Book Reviews

Everything, Everything is Everything

There are books out there in the world that have the ability to move you in a way that maybe you did not think was possible. Every book has something to teach its readers and sometimes one must dig deeper into the words on the pages to really dissect the meaning. This past week I finished reading the brilliant novel entitled Everything, Everything by Nicola Yoon. It is a very quick read, but comes with a powerful message. In the novel we meet Madeline Whittier, an 18 year old girl that is allergic to the outside world. She lives her life stuck indoors with her main interactions being between her and her nurse, Carla, and her mother. Madeline seems to handle her predicament surprisingly well, especially since she has not truly known a life any different, up until a new family moves in across the street.

The Bright family consists of Mom, Dad, Kara, and Oliver (Olly). Madeline is captivated at first glance by Olly and his dark clothing and the mysterious look about him. Fortunately, for her, his room’s window happens to be right across from her own. Soon enough, they begin IM’ing and growing this bond between them without being able to see each other in person. After so long, Madi is able to convince Carla to allow him to come visit her, unknowingly to her mom, with the only exception being that they are not allowed to touch since she is sick. Now let’s be honest, when you put two teenagers with feelings for each other in a room together alone, something is bound to happen at some point. That’s exactly what happens and not much longer down the timeline, love blossoms.

I do not want to go into much more description of the novel because I want you to be able to read it for yourself and get the full experience. Some reviewers of Everything, Everything thought that the relationship between Olly and Madi made the story cheap and just like another YA romance novel. Yes, I am a sucker for romance, I admit it, but their relationship is not what this novel is all about. It’s about loving life and taking risks, if that means you are able to fully live and feel alive. If a part of that risk is falling in love, like it is for Madi, then so be it. I have always believed that you have to love what you do in life no matter if what you love makes you a lot of money or earns you grand recognition. It is your life to live so as long as you love how you are spending your time, then who can judge you? I greatly implore you to take on the journey that is Everything, Everything with your own eyes and mind. After putting my tablet down upon completion of the novel, I knew I had gleaned more knowledge on something I already believed in and I hope it fills you with that same feeling along with a newfound purpose. Everything, Everything, the movie version, will be hitting theaters on May 19th and you can bet ten-to-one that I will be there with my favorite movie snack, super buttery popcorn.

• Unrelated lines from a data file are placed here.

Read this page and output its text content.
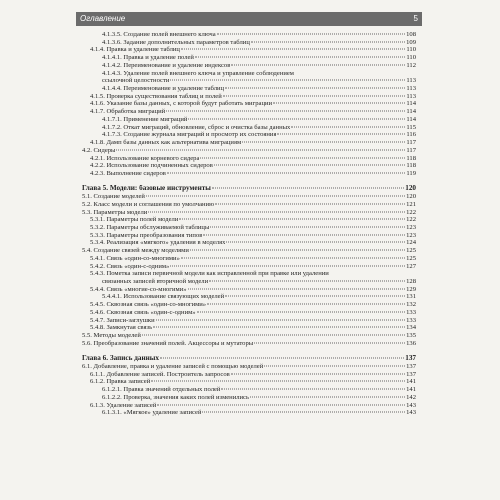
Оглавление	5
4.1.3.5. Создание полей внешнего ключа	108
4.1.3.6. Задание дополнительных параметров таблиц	109
4.1.4. Правка и удаление таблиц	110
4.1.4.1. Правка и удаление полей	110
4.1.4.2. Переименование и удаление индексов	112
4.1.4.3. Удаление полей внешнего ключа и управление соблюдением
ссылочной целостности	113
4.1.4.4. Переименование и удаление таблиц	113
4.1.5. Проверка существования таблиц и полей	113
4.1.6. Указание базы данных, с которой будут работать миграции	114
4.1.7. Обработка миграций	114
4.1.7.1. Применение миграций	114
4.1.7.2. Откат миграций, обновление, сброс и очистка базы данных	115
4.1.7.3. Создание журнала миграций и просмотр их состояния	116
4.1.8. Дамп базы данных как альтернатива миграциям	117
4.2. Сидеры	117
4.2.1. Использование корневого сидера	118
4.2.2. Использование подчиненных сидеров	118
4.2.3. Выполнение сидеров	119
Глава 5. Модели: базовые инструменты	120
5.1. Создание моделей	120
5.2. Класс модели и соглашения по умолчанию	121
5.3. Параметры модели	122
5.3.1. Параметры полей модели	122
5.3.2. Параметры обслуживаемой таблицы	123
5.3.3. Параметры преобразования типов	123
5.3.4. Реализация «мягкого» удаления в моделях	124
5.4. Создание связей между моделями	125
5.4.1. Связь «один-со-многими»	125
5.4.2. Связь «один-с-одним»	127
5.4.3. Пометка записи первичной модели как исправленной при правке или удалении
связанных записей вторичной модели	128
5.4.4. Связь «многие-со-многими»	129
5.4.4.1. Использование связующих моделей	131
5.4.5. Сквозная связь «один-со-многими»	132
5.4.6. Сквозная связь «один-с-одним»	133
5.4.7. Записи-заглушки	133
5.4.8. Замкнутая связь	134
5.5. Методы моделей	135
5.6. Преобразование значений полей. Акцессоры и мутаторы	136
Глава 6. Запись данных	137
6.1. Добавление, правка и удаление записей с помощью моделей	137
6.1.1. Добавление записей. Построитель запросов	137
6.1.2. Правка записей	141
6.1.2.1. Правка значений отдельных полей	141
6.1.2.2. Проверка, значения каких полей изменились	142
6.1.3. Удаление записей	143
6.1.3.1. «Мягкое» удаление записей	143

Below I have included some of my favorite quotes from the novel along with some lyrics from the song “It’s Not Right for You” by The Script, that is in agreement with my statement of loving what you do in life. If you have read Everything, Everything please comment your thoughts below about it, I would love to discuss it further!

There will always be bumps along the way in life, but if you love what you do, it makes those bumps all the easier to conquer.

With much love,

~Lex

The Script

“It’s hard enough trying to live your life, but not following your dreams made you dead inside…”

“If you don’t love what you do…it’s not right, it’s not right for you…if you even have to think about it…You got one life to love what you do…”

Everything, Everything

“Everything’s a risk. Not doing anything is a risk. It’s up to you.”

“Spoiler alert: Love is worth everything. Everything.”

“Life is a gift, Don’t forget to live it.”-Carla

“Sometimes I reread my favorite books from back to front. I start with the last chapter and read backward until I get to the beginning. When you read this way, characters go from hope to despair, from self-knowledge to doubt. In love stories, couples start out as lovers and end as strangers. Coming-of-age books become stories of losing your way. Your favorite characters come back to life.” -Madeline Whittier

“Just because you can’t experience everything doesn’t mean you shouldn’t experience anything.”

“Q: Will I encounter turbulence? A: Yes. Into all lives a little turbulence must fall.”